Animated plasticine. Talking chickens. Dancing Cossacks. Plus old favourites bro'Town, Hairy Maclary and Footrot Flats. From Len Lye to Gollum, feast on the talents of Kiwi animators. In his backgrounder to the Animation Collection, NZ On Screen's Ian Pryor provides handy pathways through the frogs, dogs and stop motion shenanigans.
Peter Jackson has gone from shy fanboy to master of his craft; from Pukerua Bay to Wellywood. With six journeys into Middle-earth now behind him, he has few peers in the realm of large scale filmmaking. Led by early 'behind the scenes' docos this collection pays tribute to PJ's journey, from re-making King Kong in his backyard to err ... re-making King Kong in his backyard.
Low-tech legend Chris Knox is an accomplished musician, cartoonist, critic, filmmaker, and jandal wearer. As this collection demonstrates, his genius takes flight in the DIY aesthetic of his music videos. As Flying Nun founder Roger Shepherd says in his backgrounder, “this is a unique and important collection of work perfectly illustrating what is possible with the barest of resources and a free-wheeling imagination”. Russell Brown adds his view here. Alongside music videos, the collection also includes interviews with Knox and profiles of bands Toy Love and Tall Dwarfs.
Presented by an animated pencil, but no less authoritative for it, From Len Lye to Gollum traces the history of Kiwi animation from birth in 1929, to the triumphs of the Lord of the Rings trilogy. The interviews and animated footage cover every base, from early pioneers (Len Lye, Disney import John Ewing) to the possibilities opened by computers (Weta Digital, Ian Taylor’s Animation Research). Along the way Euan Frizzell remembers the dog he found hardest to animate and the famous blue pencil; and Andrew Adamson speculates on how ignorance helped keep Shrek fresh.
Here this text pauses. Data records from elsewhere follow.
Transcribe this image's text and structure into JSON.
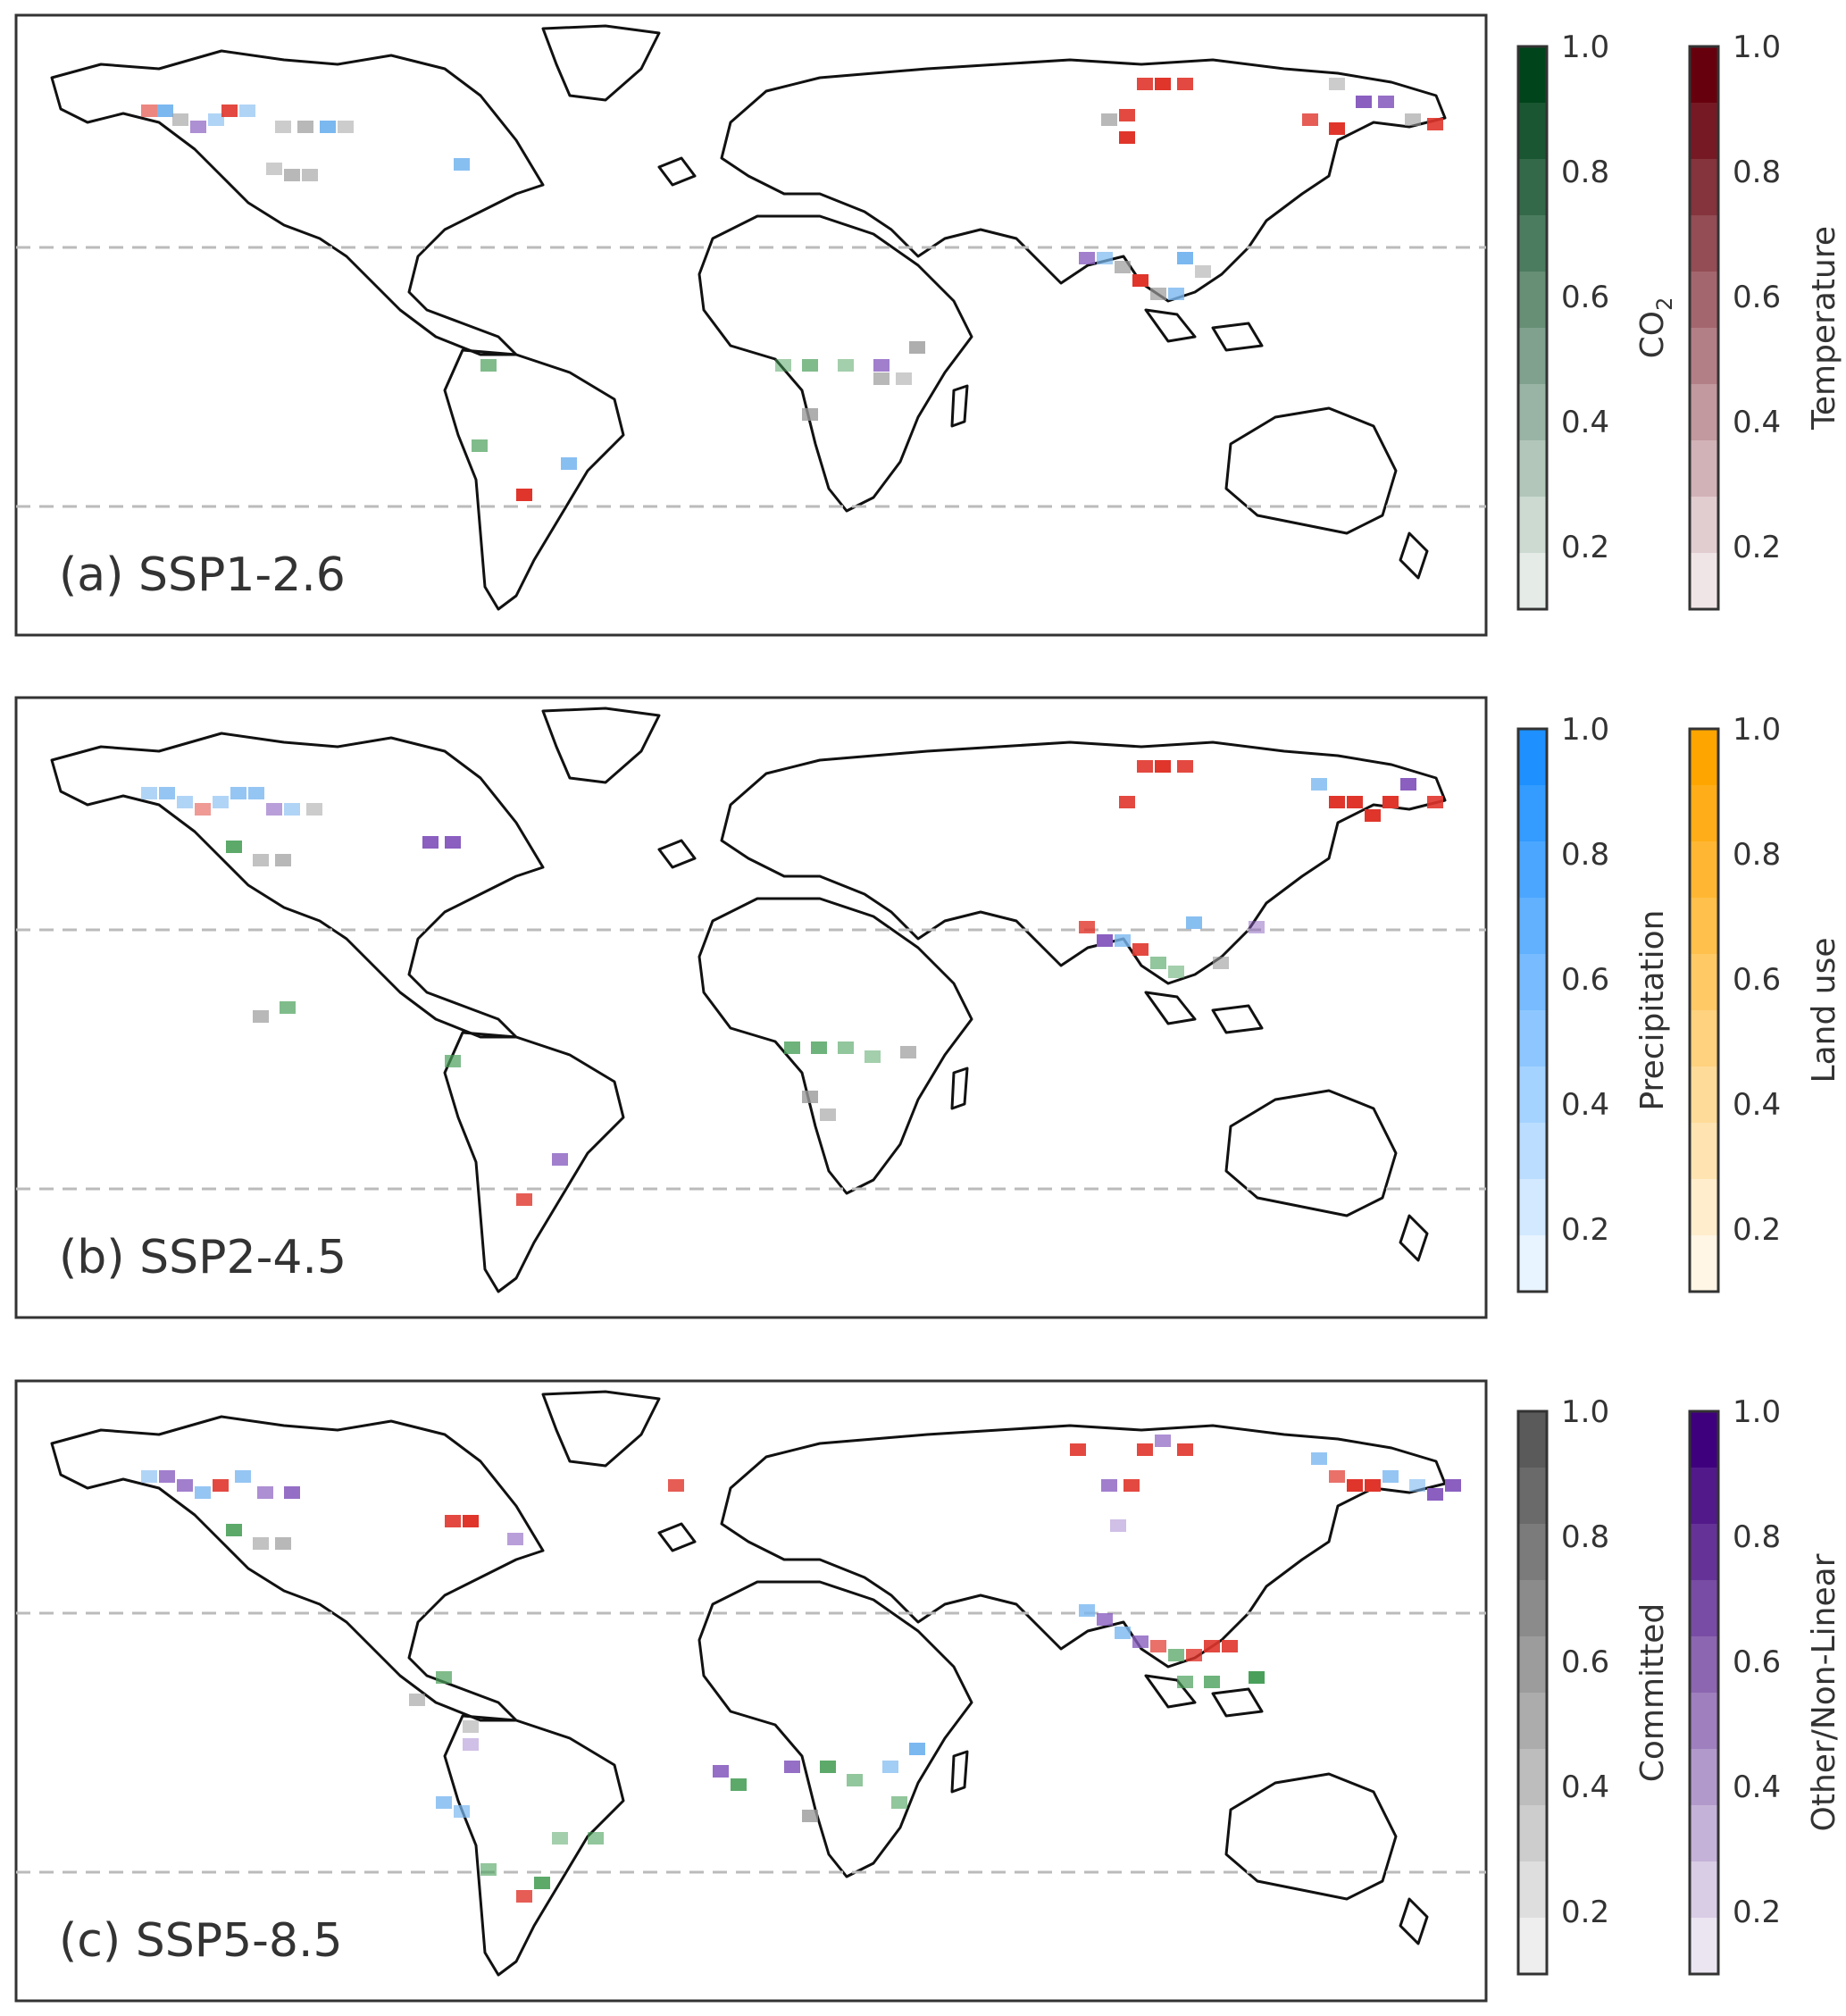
{
  "panels": [
    {
      "label": "(a) SSP1-2.6"
    },
    {
      "label": "(b) SSP2-4.5"
    },
    {
      "label": "(c) SSP5-8.5"
    }
  ],
  "colorbars": [
    {
      "title": "CO",
      "title_sub": "2",
      "color_min": "#f7fcf5",
      "color_max": "#00441b"
    },
    {
      "title": "Temperature",
      "color_min": "#fff5f0",
      "color_max": "#67000d"
    },
    {
      "title": "Precipitation",
      "color_min": "#e6f2ff",
      "color_max": "#1e90ff"
    },
    {
      "title": "Land use",
      "color_min": "#fff5e0",
      "color_max": "#ffa500"
    },
    {
      "title": "Committed",
      "color_min": "#ffffff",
      "color_max": "#5a5a5a"
    },
    {
      "title": "Other/Non-Linear",
      "color_min": "#fcfbfd",
      "color_max": "#3f007d"
    }
  ],
  "colorbar_ticks": [
    "1.0",
    "0.8",
    "0.6",
    "0.4",
    "0.2"
  ],
  "colors": {
    "co2": "#4aa05a",
    "temperature": "#e0352b",
    "precipitation": "#7bb8f0",
    "committed": "#9a9a9a",
    "other": "#8a5fc0",
    "dashed_lines": "#bbbbbb"
  }
}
Created by animator Cameron Chittock, with help from Kiwi animation legend Euan Frizzell, this part claymation series follows a boy named Oscar as he goes off on adventures with two imaginary friends: daring Doris and the sometimes cowardly Bugsy. In these 26 five-minute episodes, Oscar meets pirates, oversized bugs, a frog princess, jumps on a flying carpet and travels through time and space. The series screened in New Zealand from 1995 to 1999. Overseas screenings included on ITV in the UK, where it became the 10th highest rating children's show on the network.
As a trench coat-clad protagonist enters the room, the jazzy soundtrack and copious shadows promise a claymation exercise in film noir. But the room advertised in director Barry Prescott’s first short film is no ordinary rental. It soon becomes apparent that a more unusual threat is responsible for the lack of furnishings and tenants — and it threatens the man and his oversized revolver. Television has been accused of rotting brains, but this short takes the allegation to the next level. Unfurnished Room for Rent screened at the Palm Springs and Seattle film festivals.
Galaxies away from images of tar-addled lungs on cigarette packets, this film offers an unusual public health message about smoking. Set to rhyming couplets, the plasticine hero tries out to see if he has the right stuff to fly a rocket to Venus. There he battles the demon Nicotine, and (long before Avatar’) convinces Venusians to destroy their tobacco trees. Shot in 35mm by pioneering animator Fred O’Neill, Space Flight was made for theatrical release. For reasons unknown the Health Department, who commissioned it, didn't want the film to go on general release.
Disappear is a wordless tale of a man who wishes life wasn't always so busy. Described by its creator as being about the way "our dreams often take a backseat to the daily grind", the short film has a unique look thanks to its black and white stop motion animation. Kiwi Hendrikus De Vaan created the passion project in his garage over two and a half years, utilising complex camera moves that are far harder to pull off in stop motion than with live action. The result won a place in the 2014 NZ International Film Festival, and the approval of Aardman Animations legend Peter Lord.
Ovine raconteurs Robert and Sheepy made their short film debut in 2001, thanks to the stop motion magic of Guy Capper. Capper and Jemaine (Flight of the Conchords) Clement's comical duo — one loquacious, one laconic — stood out from the flock amidst 100s of entries in the trans-Tasman Nescafe Short Film Awards, sharing first prize in 2001. Further occasional installments of The Pen were made over the next decade and shown online, and in 2010 Robert and Sheepy’s woolly wisdom was brought to TV audiences as a segment in sketch show Radiradirah.
This was one of two short promos that screened in cinemas to celebrate 100 years of New Zealand film. A stop motion plasticine figure morphs from one classic Kiwi film moment to another. Director Greg Page starts with National Film Unit newsreels, before jumping to the renaissance of Kiwi film that began in the late 1970s. Included are Goodbye Pork Pie, An Angel at My Table and Braindead. The promos (John O'Shea directed the other) were funded by the NZ Film Commission with support from Kodak, the Film Unit and the Film Archive (now Ngā Taonga Sound & Vision).